Via Urban Outfitters

Via Urban Outfitters

A while back, some of Fugazi’s cleverer fans wore T-shirts reading “This is not a Fugazi T-Shirt.” The seminal D.C. band and its label, Dischord Records, famously refuses licensing deals, or really any commercial opportunity that isn’t an all-ages show with with $5 admission. (Not really, but one appreciates the baseline aesthetic.)

But as it turns out, you can get a T-shirt bearing the logo of one of Ian MacKaye’s other bands and wear it with his official blessing. Annoying clothing retailer Urban Outfitters will sell you a Minor Threat T-shirt for the not-so-hardcore price of $28. The shirts are produced by Tsurt, a California-based manufacturer that specializes in band T-shirts.

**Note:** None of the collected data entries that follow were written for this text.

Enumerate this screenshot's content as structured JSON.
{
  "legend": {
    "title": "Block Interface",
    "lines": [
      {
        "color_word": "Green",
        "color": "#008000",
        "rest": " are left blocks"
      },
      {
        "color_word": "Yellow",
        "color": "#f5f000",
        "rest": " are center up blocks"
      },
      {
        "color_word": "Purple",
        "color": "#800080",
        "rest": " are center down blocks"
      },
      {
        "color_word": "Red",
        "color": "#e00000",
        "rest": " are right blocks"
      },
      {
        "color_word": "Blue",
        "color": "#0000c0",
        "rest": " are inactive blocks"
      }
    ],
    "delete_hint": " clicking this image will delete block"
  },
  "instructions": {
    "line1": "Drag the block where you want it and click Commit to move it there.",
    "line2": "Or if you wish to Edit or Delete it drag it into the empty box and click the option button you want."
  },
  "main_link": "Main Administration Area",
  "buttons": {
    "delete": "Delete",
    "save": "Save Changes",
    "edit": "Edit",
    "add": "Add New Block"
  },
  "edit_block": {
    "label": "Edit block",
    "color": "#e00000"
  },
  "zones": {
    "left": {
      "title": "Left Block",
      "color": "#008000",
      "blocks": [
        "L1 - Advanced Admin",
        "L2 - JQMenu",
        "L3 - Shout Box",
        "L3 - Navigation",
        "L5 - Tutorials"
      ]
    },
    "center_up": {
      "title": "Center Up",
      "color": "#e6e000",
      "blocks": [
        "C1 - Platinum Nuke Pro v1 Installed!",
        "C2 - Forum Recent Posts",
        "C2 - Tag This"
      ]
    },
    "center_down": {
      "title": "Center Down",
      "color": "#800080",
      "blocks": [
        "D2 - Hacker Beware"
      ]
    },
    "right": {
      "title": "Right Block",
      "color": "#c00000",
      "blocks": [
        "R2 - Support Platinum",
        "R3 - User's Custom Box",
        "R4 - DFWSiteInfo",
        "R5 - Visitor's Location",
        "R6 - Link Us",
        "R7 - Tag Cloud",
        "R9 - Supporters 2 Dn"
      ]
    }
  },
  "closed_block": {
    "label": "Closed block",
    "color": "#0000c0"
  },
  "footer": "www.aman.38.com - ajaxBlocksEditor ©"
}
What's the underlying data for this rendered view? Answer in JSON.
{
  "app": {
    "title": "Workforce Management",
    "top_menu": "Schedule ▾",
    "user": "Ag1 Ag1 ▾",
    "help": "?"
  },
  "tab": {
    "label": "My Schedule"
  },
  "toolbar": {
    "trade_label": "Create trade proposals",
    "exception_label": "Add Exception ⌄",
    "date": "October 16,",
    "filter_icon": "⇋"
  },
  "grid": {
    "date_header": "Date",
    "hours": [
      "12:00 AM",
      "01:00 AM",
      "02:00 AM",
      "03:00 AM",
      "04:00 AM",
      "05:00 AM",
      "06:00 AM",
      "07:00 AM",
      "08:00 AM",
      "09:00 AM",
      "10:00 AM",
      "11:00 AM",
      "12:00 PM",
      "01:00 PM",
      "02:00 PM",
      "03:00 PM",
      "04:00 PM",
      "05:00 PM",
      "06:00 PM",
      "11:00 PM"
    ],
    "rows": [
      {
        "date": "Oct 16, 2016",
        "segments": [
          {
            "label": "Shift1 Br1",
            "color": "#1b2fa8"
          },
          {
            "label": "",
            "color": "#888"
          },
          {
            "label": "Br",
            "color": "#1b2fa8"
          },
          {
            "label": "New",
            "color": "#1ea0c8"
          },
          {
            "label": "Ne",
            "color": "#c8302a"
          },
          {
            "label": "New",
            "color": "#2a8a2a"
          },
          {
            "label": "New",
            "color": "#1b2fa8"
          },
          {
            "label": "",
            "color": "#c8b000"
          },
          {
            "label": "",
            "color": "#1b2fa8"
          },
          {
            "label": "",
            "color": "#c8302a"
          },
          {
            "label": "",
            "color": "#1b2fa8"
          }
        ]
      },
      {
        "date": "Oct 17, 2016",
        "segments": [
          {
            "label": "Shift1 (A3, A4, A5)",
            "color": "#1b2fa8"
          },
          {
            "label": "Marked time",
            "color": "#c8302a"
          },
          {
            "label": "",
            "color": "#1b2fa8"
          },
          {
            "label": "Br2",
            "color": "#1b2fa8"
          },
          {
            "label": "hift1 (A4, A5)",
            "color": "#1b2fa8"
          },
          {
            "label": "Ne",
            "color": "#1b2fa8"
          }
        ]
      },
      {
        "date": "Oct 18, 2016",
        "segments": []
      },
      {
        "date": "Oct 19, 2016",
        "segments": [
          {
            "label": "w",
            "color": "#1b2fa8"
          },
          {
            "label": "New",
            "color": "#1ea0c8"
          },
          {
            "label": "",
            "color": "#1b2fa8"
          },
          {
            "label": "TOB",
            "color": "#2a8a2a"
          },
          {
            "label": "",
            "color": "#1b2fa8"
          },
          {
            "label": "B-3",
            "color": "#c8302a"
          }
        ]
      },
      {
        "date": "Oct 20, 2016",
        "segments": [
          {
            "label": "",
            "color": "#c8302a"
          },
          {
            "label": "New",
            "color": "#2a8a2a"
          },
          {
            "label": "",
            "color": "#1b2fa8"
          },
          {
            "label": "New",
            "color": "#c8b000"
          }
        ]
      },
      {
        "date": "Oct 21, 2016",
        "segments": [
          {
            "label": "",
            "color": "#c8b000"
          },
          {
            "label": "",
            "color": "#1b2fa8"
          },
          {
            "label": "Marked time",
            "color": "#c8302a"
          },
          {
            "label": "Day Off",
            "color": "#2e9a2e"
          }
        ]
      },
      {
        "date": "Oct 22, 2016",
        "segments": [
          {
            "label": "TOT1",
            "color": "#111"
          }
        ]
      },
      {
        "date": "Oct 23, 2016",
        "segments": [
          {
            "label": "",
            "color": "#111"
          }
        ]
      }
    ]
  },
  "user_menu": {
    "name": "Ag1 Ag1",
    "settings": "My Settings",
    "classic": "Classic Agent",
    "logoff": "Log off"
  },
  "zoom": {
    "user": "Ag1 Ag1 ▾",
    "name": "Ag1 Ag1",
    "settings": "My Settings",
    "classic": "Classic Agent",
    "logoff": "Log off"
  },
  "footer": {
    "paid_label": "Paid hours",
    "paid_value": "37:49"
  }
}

MacKaye tells Washington City Paper that he approved Tsurt’s selling of his old band’s logo because he was sick of all the bootleg merch floating around in the world:

“It’s fucking absurd the amount of bootlegs are out there,” MacKaye says, and “my time is better spent doing other things.”

“It’s not a political thing for me,” MacKaye says. “I just don’t give a fuck about T-shirts.” At some point, the former Minor Threat frontman said to the band, “This is crazy. I spend so much of my time” chasing down bootleggers. He found that when he contacted the responsible parties about their bootlegs, they just gave him hell. “They get in your face… or they deny it,” he says. “It’s a complete waste of time.”

But this new adventure in licensing doesn’t mean that MacKaye, who declined to follow up with DCist, doesn’t have a thing or two to say about a store like Urban Outfitters or its clientele of would-be hipsters and people in their late 30s who still wish it was the early 1990s. “Motherfuckers pay $28, that’s what they wanna pay for their shirts,” he tells City Paper.